Larges dessins industriels, trop importants pour être destinés à une lecture nez à nez, pleins d’aspérités et riches d’une peau peinte avec le souci de ses épaisseurs, les tableaux d’Anne Neukamp maintiennent les observateurs en équilibre entre paresse et digression.

C’est la composition qui intervient en premier. Elle surgit du rassemblement des signes qui la constituent, mue par le magnétisme qui associa sans hésitation formes et symboles pour construire le tableau. La tension qui en résulte leur donne l’air d’avoir été électrisés, saisis de toutes parts d’un flux vif et pétrifiant. Phénomène analogue à celui de la formation des minéraux, de l’extrême pression des profondeurs naît la transparence du toucher, la dureté des couleurs.

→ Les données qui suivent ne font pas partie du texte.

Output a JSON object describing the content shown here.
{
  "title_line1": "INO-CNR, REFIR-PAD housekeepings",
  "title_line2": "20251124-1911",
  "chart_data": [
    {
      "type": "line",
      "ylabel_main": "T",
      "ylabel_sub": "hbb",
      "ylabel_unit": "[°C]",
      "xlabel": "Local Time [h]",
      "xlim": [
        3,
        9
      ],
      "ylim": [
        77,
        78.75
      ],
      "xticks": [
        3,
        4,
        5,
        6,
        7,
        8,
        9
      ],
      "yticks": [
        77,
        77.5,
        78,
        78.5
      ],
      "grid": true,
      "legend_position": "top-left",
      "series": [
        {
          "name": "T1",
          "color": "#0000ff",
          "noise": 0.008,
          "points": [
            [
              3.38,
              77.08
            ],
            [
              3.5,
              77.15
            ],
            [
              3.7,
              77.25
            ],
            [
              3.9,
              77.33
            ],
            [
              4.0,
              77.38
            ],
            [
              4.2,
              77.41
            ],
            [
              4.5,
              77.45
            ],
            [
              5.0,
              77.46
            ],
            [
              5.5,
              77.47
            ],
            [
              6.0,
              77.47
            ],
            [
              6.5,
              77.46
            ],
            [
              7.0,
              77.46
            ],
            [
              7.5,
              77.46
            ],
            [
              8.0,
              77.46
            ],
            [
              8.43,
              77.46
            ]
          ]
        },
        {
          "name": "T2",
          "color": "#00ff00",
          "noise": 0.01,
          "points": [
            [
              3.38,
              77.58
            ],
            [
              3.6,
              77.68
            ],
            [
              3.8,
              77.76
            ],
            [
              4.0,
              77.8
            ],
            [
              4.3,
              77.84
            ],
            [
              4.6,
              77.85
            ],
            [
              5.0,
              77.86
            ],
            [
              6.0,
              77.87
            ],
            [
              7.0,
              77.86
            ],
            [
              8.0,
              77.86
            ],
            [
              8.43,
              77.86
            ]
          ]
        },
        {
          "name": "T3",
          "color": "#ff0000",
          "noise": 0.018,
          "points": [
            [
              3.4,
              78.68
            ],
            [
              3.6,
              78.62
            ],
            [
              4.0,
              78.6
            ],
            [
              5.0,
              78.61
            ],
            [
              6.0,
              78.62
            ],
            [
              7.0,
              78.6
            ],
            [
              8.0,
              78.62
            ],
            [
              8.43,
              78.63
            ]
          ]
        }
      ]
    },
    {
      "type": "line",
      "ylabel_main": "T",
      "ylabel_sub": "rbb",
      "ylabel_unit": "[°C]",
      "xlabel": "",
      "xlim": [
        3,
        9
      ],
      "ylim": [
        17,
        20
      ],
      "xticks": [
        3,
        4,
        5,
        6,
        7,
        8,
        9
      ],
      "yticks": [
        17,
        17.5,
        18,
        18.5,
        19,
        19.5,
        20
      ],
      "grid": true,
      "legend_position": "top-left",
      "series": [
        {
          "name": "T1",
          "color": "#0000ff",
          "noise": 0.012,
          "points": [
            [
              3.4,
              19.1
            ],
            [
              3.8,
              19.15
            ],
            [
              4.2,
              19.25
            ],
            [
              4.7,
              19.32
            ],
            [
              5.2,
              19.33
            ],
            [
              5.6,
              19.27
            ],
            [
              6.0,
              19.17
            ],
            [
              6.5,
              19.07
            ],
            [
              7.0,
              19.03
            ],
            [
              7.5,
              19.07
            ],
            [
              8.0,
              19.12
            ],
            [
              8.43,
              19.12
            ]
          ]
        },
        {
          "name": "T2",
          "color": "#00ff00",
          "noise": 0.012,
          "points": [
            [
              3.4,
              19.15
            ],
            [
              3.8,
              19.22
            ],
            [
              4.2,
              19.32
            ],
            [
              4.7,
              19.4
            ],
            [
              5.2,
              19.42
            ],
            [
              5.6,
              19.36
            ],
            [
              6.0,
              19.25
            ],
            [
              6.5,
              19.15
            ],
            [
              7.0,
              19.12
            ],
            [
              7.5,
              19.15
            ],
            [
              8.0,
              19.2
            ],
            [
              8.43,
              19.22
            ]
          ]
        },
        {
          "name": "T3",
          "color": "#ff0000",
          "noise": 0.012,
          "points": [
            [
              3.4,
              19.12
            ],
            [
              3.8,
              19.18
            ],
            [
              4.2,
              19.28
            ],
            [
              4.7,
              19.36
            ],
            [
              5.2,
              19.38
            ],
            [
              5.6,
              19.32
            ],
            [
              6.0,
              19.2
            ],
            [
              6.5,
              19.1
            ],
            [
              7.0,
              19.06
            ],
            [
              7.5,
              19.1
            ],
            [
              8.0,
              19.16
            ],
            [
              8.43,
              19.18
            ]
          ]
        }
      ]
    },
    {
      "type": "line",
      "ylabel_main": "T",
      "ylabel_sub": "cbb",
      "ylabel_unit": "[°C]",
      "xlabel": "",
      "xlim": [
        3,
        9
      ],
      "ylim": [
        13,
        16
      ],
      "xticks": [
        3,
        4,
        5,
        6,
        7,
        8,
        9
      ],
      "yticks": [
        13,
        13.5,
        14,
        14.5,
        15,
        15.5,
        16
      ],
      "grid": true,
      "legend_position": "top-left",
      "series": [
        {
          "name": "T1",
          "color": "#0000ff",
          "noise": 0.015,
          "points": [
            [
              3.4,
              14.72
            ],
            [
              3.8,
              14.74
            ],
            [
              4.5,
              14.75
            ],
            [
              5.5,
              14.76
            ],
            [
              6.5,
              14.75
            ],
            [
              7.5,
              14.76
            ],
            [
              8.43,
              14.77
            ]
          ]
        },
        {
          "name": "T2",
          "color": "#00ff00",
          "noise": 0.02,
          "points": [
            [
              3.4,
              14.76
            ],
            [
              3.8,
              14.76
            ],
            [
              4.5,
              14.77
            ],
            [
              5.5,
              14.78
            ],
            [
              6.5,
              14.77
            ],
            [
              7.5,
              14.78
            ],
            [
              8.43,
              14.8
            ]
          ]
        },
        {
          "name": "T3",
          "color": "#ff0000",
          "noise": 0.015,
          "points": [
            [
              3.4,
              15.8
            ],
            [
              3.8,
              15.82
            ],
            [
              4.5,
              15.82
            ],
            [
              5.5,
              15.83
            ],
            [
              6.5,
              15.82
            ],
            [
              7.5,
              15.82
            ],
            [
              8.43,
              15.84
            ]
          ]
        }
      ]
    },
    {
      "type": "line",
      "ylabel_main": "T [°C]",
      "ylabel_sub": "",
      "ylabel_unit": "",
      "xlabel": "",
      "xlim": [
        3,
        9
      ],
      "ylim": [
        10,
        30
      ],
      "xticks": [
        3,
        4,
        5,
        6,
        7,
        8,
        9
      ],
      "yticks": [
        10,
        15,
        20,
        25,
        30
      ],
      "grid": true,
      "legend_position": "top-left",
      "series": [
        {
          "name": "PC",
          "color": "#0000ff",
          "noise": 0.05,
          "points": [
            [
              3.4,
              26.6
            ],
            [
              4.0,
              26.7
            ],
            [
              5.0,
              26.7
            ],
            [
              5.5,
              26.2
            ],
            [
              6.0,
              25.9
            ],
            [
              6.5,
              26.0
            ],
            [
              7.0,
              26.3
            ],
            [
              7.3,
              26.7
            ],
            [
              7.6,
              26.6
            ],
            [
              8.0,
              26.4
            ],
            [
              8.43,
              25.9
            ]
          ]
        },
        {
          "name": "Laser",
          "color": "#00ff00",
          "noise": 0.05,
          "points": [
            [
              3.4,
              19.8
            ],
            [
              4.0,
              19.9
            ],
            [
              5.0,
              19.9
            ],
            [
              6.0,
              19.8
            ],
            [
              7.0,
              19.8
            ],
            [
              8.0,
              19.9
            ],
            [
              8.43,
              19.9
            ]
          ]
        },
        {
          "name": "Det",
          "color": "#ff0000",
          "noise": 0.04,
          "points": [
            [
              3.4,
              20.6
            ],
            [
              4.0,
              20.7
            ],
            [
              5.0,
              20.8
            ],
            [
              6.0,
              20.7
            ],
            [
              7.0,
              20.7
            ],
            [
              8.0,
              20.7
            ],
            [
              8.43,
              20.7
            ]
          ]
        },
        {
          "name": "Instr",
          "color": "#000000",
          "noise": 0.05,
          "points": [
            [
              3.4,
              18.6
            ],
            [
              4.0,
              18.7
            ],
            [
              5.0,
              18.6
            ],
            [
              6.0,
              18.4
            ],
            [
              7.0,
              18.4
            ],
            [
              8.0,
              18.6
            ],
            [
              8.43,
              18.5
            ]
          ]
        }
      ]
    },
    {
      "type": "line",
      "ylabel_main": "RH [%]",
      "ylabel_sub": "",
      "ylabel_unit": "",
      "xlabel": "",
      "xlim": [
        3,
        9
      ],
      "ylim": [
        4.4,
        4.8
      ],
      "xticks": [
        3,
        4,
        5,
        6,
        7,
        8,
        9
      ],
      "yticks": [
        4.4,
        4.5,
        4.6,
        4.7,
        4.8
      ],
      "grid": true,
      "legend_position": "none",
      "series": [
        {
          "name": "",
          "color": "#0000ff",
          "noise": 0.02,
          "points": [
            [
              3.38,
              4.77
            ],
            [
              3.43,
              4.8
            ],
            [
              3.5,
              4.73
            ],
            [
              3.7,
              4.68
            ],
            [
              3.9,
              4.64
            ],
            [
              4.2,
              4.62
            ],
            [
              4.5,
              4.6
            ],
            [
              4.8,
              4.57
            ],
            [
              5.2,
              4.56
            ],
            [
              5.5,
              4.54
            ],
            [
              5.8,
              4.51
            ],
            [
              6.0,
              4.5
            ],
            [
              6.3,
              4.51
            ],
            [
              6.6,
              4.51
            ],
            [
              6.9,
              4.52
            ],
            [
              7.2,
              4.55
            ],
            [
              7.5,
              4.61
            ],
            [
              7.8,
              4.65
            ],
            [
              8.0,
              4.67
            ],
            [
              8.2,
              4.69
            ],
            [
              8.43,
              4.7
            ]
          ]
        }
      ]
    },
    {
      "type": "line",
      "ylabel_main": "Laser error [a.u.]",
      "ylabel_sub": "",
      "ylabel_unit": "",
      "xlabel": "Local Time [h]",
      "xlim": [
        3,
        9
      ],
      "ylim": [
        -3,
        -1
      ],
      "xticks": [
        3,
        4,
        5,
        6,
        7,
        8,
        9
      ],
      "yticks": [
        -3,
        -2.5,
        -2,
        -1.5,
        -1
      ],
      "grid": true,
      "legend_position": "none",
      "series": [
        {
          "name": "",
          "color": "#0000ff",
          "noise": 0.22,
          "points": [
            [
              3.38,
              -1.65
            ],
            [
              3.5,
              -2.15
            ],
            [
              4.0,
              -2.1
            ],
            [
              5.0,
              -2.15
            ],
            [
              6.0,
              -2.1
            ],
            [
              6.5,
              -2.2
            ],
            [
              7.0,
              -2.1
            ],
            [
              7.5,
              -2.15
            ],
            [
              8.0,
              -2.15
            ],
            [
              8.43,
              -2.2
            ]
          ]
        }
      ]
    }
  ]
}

On y distingue des boucles enrubannées, des icônes, des logos que tiennent des mains schématiques semblables à celles qui indiquent les directions : toute une gestuelle protocolaire, à la fois évidente, immédiate et illisible. Plus on en cherche le sens, plus ces hiéroglyphes que l’on croit informatifs nous donnent l’impression de nous trouver à la place d’un archéologue déterrant pour la première fois les pictogrammes ornant des portes d’antiques toilettes. Or ces surfaces, ces stèles, ne sont pas que mystérieuses, ce sont aussi de formidables moments d’érosion, comme si leur surface avait accompagné leur sens dans sa déperdition de limpidité. L’entre-deux que l’on pressent en observant les tableaux frontalement et qui, aidé par la lumière rasante, se révèle une fois que l’on se positionne de biais, combine des moment frais à des moments abîmés, des choses rêches et d’autres souples. Par endroits, des rainures, où s’engouffrent puis ruisselle le regard, accroissent le désir de voir au plus près le travail de l’artiste. À d’autre, on découvre une usure, un poli, des interstices et des dénivellations sur lesquels on voudrait passer les doigts pour les arpenter à l’aveugle.

Peut importe alors de savoir ce à quoi l’on fait face ; peut importe, tant que l’on est pas repris par les renaissances indicielles qu’Anne Neukamp à mis tant de tallent à enfouir à fleur dans le grain de la toile.